The Wedding

Marius lay for a long time between life and death in a state of fever, endlessly repeating the name of Cosette.

‘He mustn’t get excited,’ the doctor warned.

Every day, according to one of the servants, a white-haired, well-dressed gentleman came to ask for news of the sick man.

Finally, after three months, the doctor announced that Marius was out of danger. But he had to spend the next two months resting because of the damage to his shoulder. M. Gillenormand grew happier as his grandson’s condition improved. He did strange, unexpected things, like running up and down stairs without knowing why. He gave his neighbour, a pretty woman, a bunch of flowers, which greatly annoyed her husband.

Marius, meanwhile, tried to make sense of what had happened to him. He thought about Enjolras and Eponine, and wondered why Cosette’s father had been at the barricade. He could not understand why nobody could tell him how he had been saved. All he knew was that he had been brought to his grandfather’s house in a carriage. He noticed his grandfather’s tenderness towards him, but he could not forget the old man’s unfairness and cruelty to his father, who had died penniless and unloved. Most of all, however, he thought about Cosette, and how he could find her again.

‘There’s something I have to say to you,’ Marius told his grandfather one day.

‘What is it?’

‘I want to get married.’

‘But of course,’ the old man laughed.

‘What do you mean — of course?’

‘That’s understood. You will have your little girl.’

‘I don’t understand,’ Marius said, almost speechless with amazement.

‘You will have her,’ the old man repeated. ‘She comes here every day in the shape of an old man who asks for news of you. While you’ve been ill, she’s spent her time crying and making bandages for you. I know all about her. She lives at Number 7, rue de l’Homme-Arme. You see, I’m not as unkind as you think. I’ve found out that she’s a charming girl and that she loves you. I knew you were angry with me, and I thought, «What can I do to make him love me?» Then I thought, «I can give him Cosette.» I wanted to invite her to see you, but the doctor warned me that you would probably get too excited. So I advise you, dear boy, to eat more meat and get better soon. Then you can marry your Cosette and be happy.’

Having said this, the old man burst into tears. He held Marius’s head to his chest and they cried together.

‘Grandfather,’ Marius said at last, ‘I’m feeling much better already. When can I see her?’

‘You can see her tomorrow.’

‘Why not today?’

‘All right, I’ll fetch her today. You’ve called me «grandfather»; you’ve shown me that you love me after all. You’ve earned your reward!’
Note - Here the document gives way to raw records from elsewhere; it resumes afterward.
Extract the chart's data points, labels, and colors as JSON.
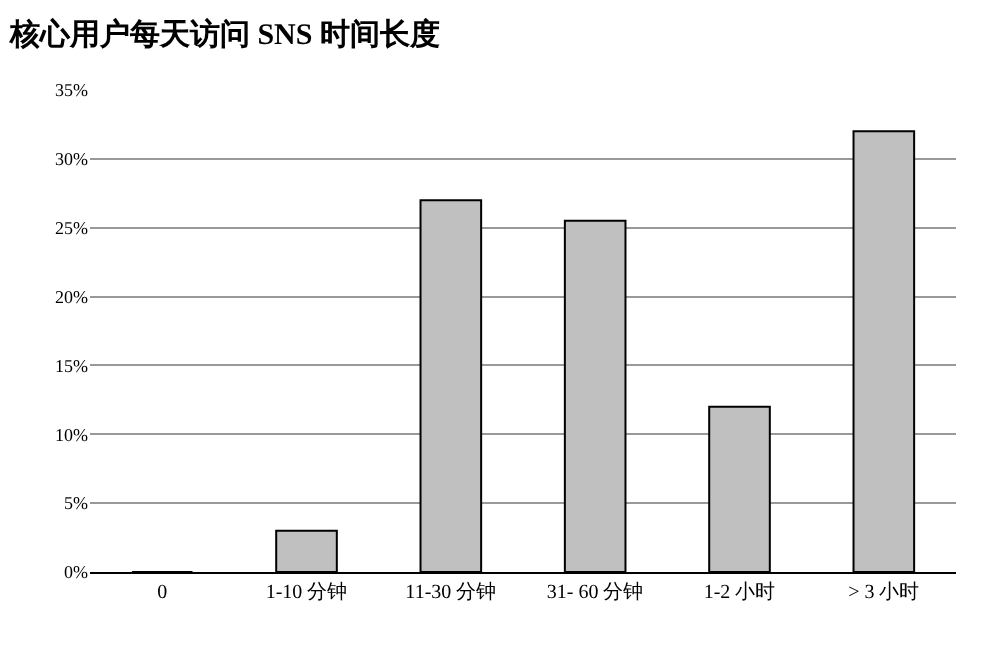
{
  "chart_data": {
    "type": "bar",
    "title": "核心用户每天访问 SNS 时间长度",
    "categories": [
      "0",
      "1-10 分钟",
      "11-30 分钟",
      "31- 60 分钟",
      "1-2 小时",
      "> 3 小时"
    ],
    "values": [
      0,
      3,
      27,
      25.5,
      12,
      32
    ],
    "color": "#c0c0c0",
    "ylim": [
      0,
      35
    ],
    "yticks": [
      {
        "value": 0,
        "label": "0%"
      },
      {
        "value": 5,
        "label": "5%"
      },
      {
        "value": 10,
        "label": "10%"
      },
      {
        "value": 15,
        "label": "15%"
      },
      {
        "value": 20,
        "label": "20%"
      },
      {
        "value": 25,
        "label": "25%"
      },
      {
        "value": 30,
        "label": "30%"
      },
      {
        "value": 35,
        "label": "35%"
      }
    ],
    "grid": "y"
  }
}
Later that day, Cosette arrived at M. Gillenormand’s house. Standing beside her on the doorstep was a white-haired man with a strangely nervous smile.

M. Gillenormand showed them up to the room where Marius was waiting. Cosette stood in the doorway, overcome with happiness. She wanted to throw herself into Marius’s arms, but was unable to move, afraid to show the world that she loved him.
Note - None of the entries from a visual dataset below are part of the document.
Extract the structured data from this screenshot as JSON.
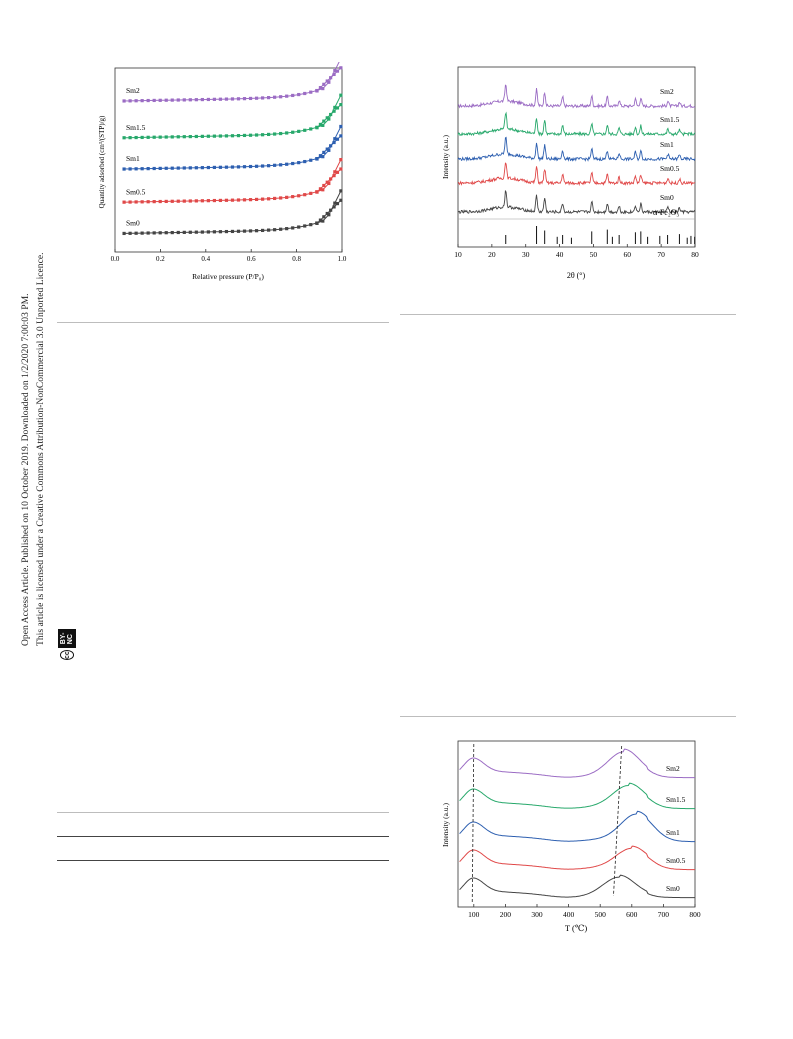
{
  "sidebar": {
    "line1": "Open Access Article. Published on 10 October 2019. Downloaded on 1/2/2020 7:00:03 PM.",
    "line2": "This article is licensed under a Creative Commons Attribution-NonCommercial 3.0 Unported Licence.",
    "badge_cc": "cc",
    "badge_label": "BY-NC"
  },
  "chart_data": [
    {
      "type": "line",
      "xlabel": "Relative pressure (P/P₀)",
      "ylabel": "Quantity adsorbed (cm³/(STP)/g)",
      "xlim": [
        0.0,
        1.0
      ],
      "xticks": [
        "0.0",
        "0.2",
        "0.4",
        "0.6",
        "0.8",
        "1.0"
      ],
      "series": [
        {
          "name": "Sm2",
          "color": "#9b6cc4",
          "offset": 0.82
        },
        {
          "name": "Sm1.5",
          "color": "#27a86b",
          "offset": 0.62
        },
        {
          "name": "Sm1",
          "color": "#2d5fb0",
          "offset": 0.45
        },
        {
          "name": "Sm0.5",
          "color": "#e04848",
          "offset": 0.27
        },
        {
          "name": "Sm0",
          "color": "#444444",
          "offset": 0.1
        }
      ]
    },
    {
      "type": "line",
      "xlabel": "2θ (°)",
      "ylabel": "Intensity (a.u.)",
      "xlim": [
        10,
        80
      ],
      "xticks": [
        "10",
        "20",
        "30",
        "40",
        "50",
        "60",
        "70",
        "80"
      ],
      "reference_label": "α-Fe₂O₃",
      "reference_peaks": [
        24.1,
        33.2,
        35.6,
        39.3,
        40.9,
        43.5,
        49.5,
        54.1,
        55.6,
        57.6,
        62.4,
        64.0,
        66.0,
        69.6,
        71.9,
        75.4,
        77.7,
        78.8,
        79.9
      ],
      "peaks": [
        24.1,
        33.2,
        35.6,
        40.9,
        49.5,
        54.1,
        57.6,
        62.4,
        64.0,
        72.0,
        75.4
      ],
      "series": [
        {
          "name": "Sm2",
          "color": "#9b6cc4"
        },
        {
          "name": "Sm1.5",
          "color": "#27a86b"
        },
        {
          "name": "Sm1",
          "color": "#2d5fb0"
        },
        {
          "name": "Sm0.5",
          "color": "#e04848"
        },
        {
          "name": "Sm0",
          "color": "#444444"
        }
      ]
    },
    {
      "type": "line",
      "xlabel": "T (℃)",
      "ylabel": "Intensity (a.u.)",
      "xlim": [
        50,
        800
      ],
      "xticks": [
        "100",
        "200",
        "300",
        "400",
        "500",
        "600",
        "700",
        "800"
      ],
      "series": [
        {
          "name": "Sm2",
          "color": "#9b6cc4",
          "peak_T": 575
        },
        {
          "name": "Sm1.5",
          "color": "#27a86b",
          "peak_T": 590
        },
        {
          "name": "Sm1",
          "color": "#2d5fb0",
          "peak_T": 615
        },
        {
          "name": "Sm0.5",
          "color": "#e04848",
          "peak_T": 600
        },
        {
          "name": "Sm0",
          "color": "#444444",
          "peak_T": 560
        }
      ]
    }
  ]
}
‘Monsieur.’ M. Gillenormand addressed Jean Valjean. ‘I have the honour, on behalf of my grandson, Marius Pontmercy, to ask for your daughter’s hand in marriage.’

Jean Valjean bowed.

‘Good, then that is agreed,’ M. Gillenormand said and, turning to Marius and Cosette, he added, ‘My children, you are free to love one another.’

When they were alone together, Cosette and Marius kissed.
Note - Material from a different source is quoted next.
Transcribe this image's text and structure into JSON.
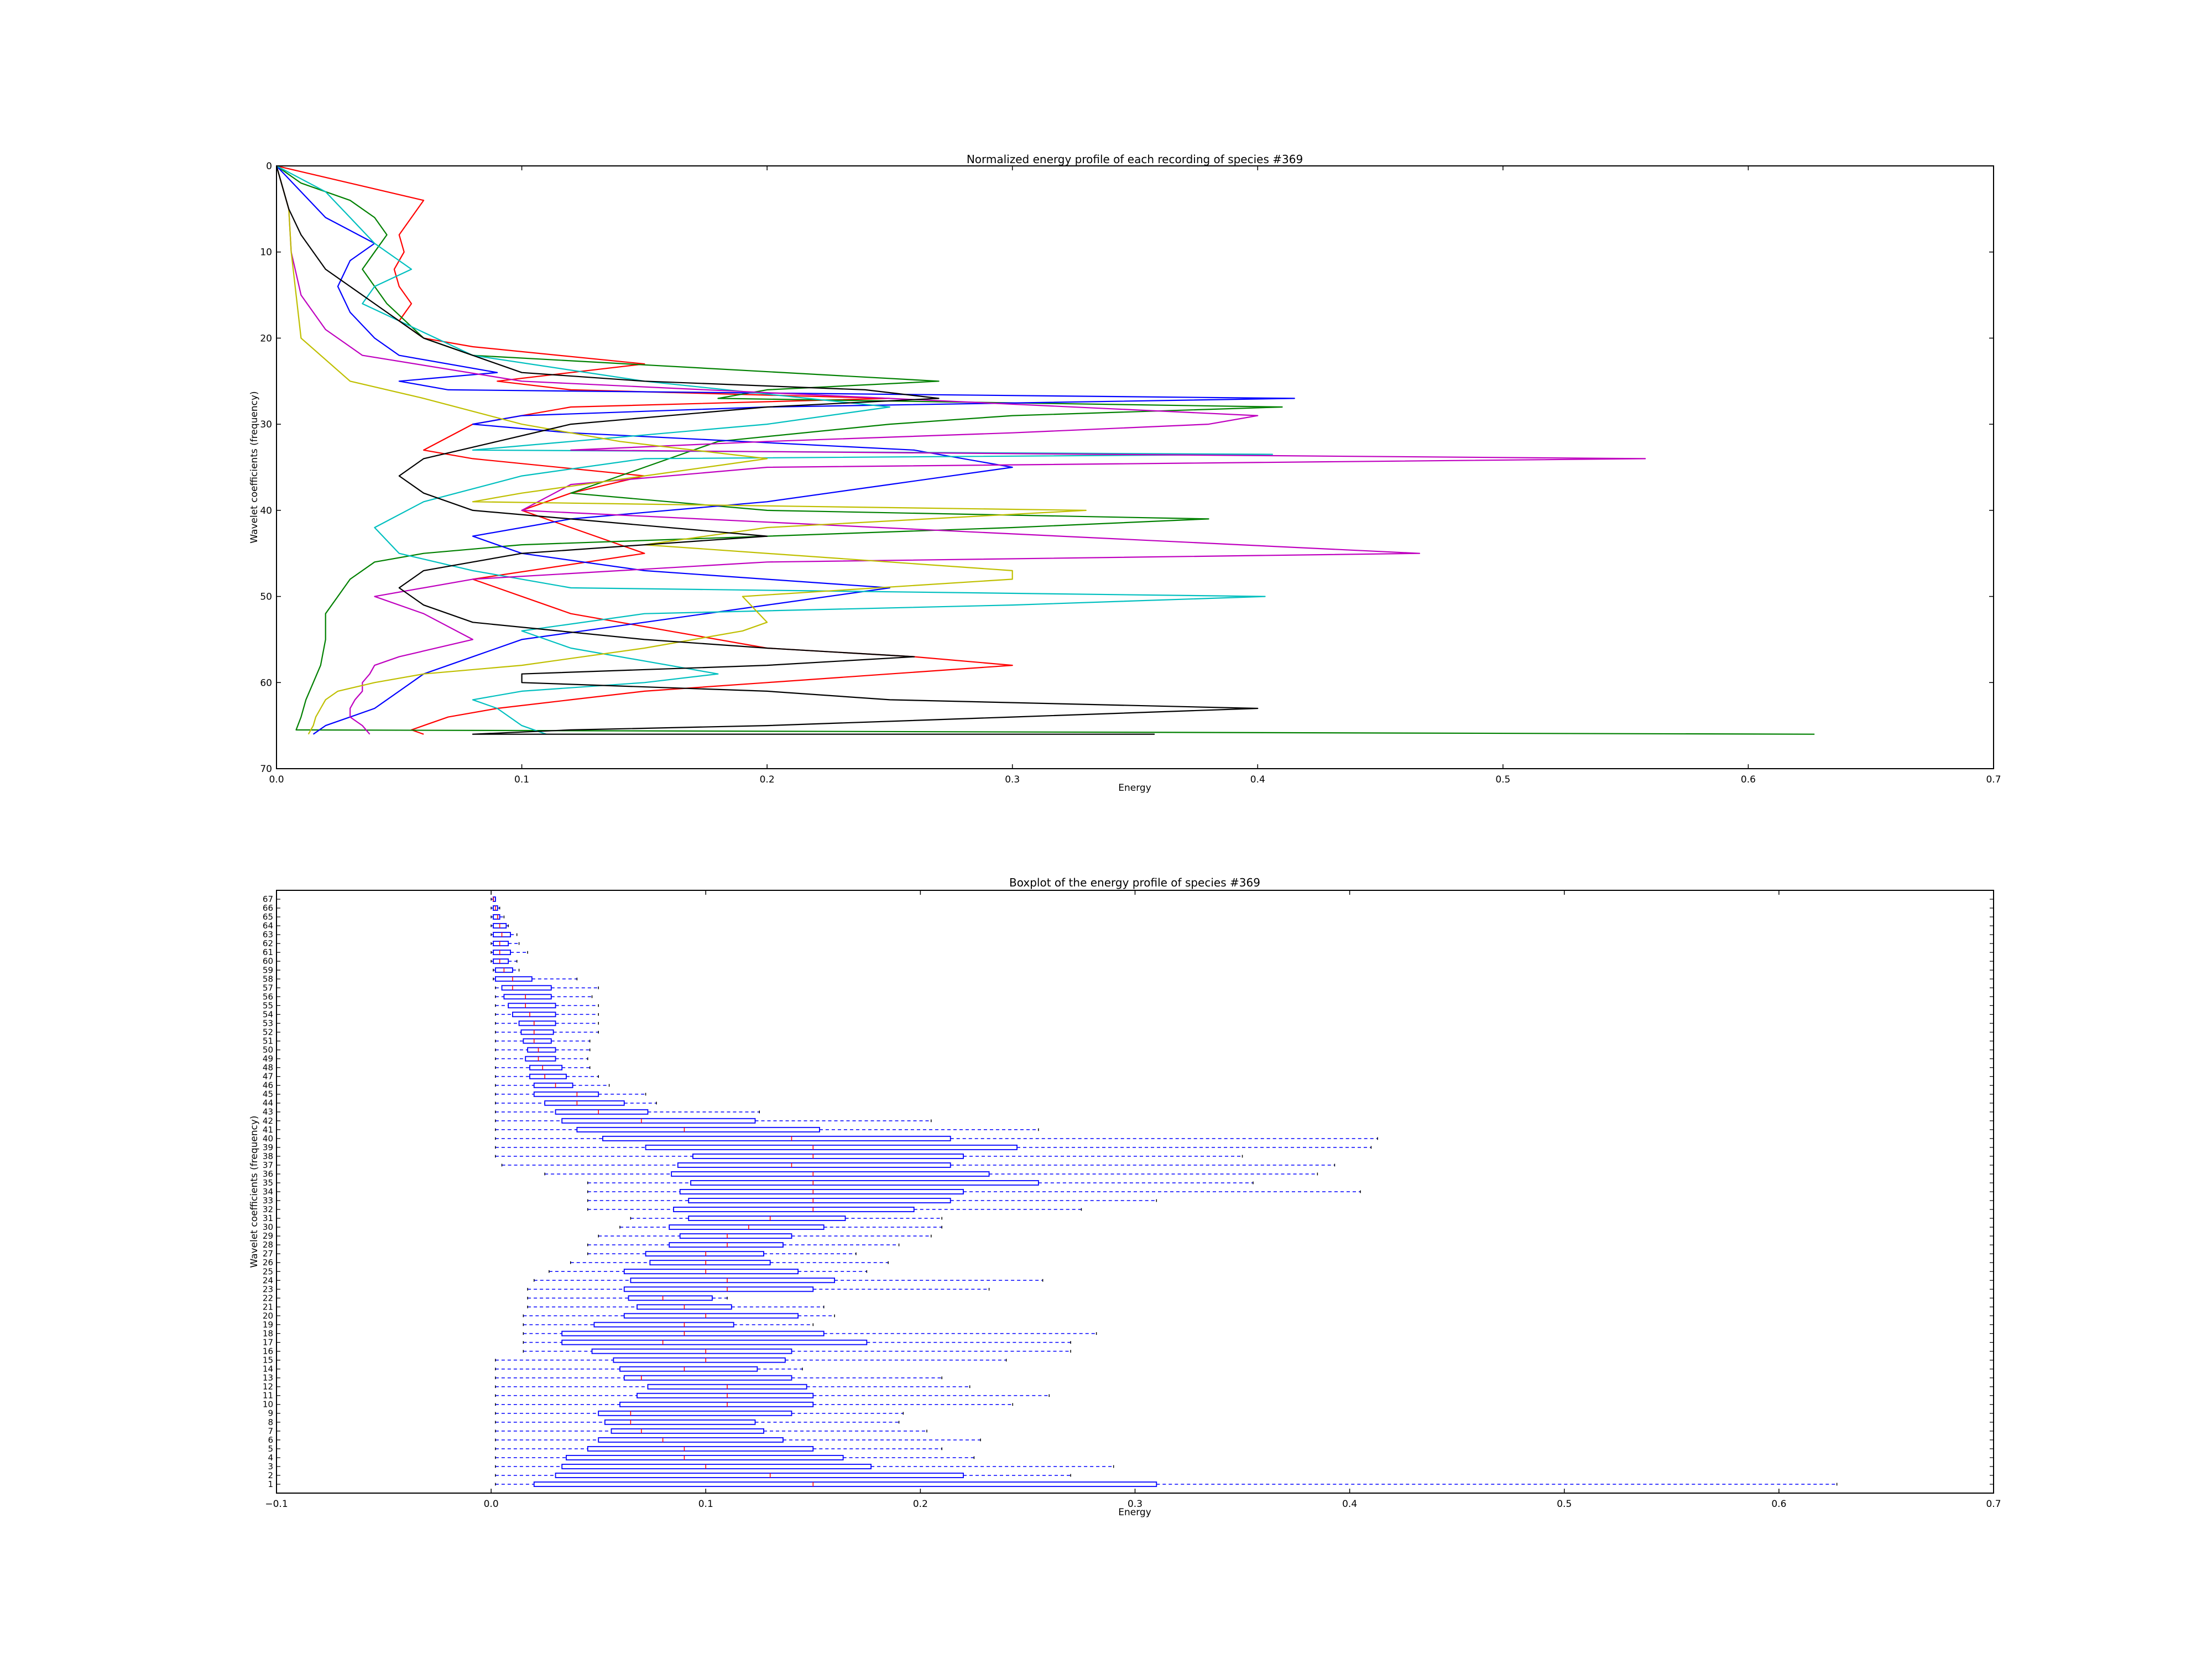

‘Is it really you?’ Cosette murmured at last. ‘I can’t believe it. I’m so happy to see you. I was so excited today that I haven’t even dressed up for you. I must look terrible. But why don’t you say something? Why are you letting me do all the talking? Do you still love me? Oh, I’m so wild with happiness

‘My love…’ Marius whispered.


The wedding was arranged for February the following year. Jean Valjean arranged everything. Having been a mayor, he knew how to solve an awkward problem: the question of Cosette’s real family He told everybody that he was not her father, but her guardian. He also invented a dead family for Cosette, so that everybody believed she was an orphan. Valjean, as her guardian, gave Cosette a large amount of money — half a million francs — but did not tell her that the money was his. He told her that the money came from a man who preferred to remain unknown. It was arranged that the couple, who could not believe their sudden, new-found happiness, would live with M. Gillenormand after the wedding.

Cosette, accompanied by Jean Valjean, visited Marius every day. Marius did not speak much to Valjean. Despite enjoying an occasional conversation with him, he found something strange about the old man. He could not believe that this was the same man he had seen at the barricade all those months ago — it seemed like a bad dream to him.

But there were more important things for Marius to think about. Apart from preparing for his wedding, there were two people that he wanted to find. First, there was Thenardier.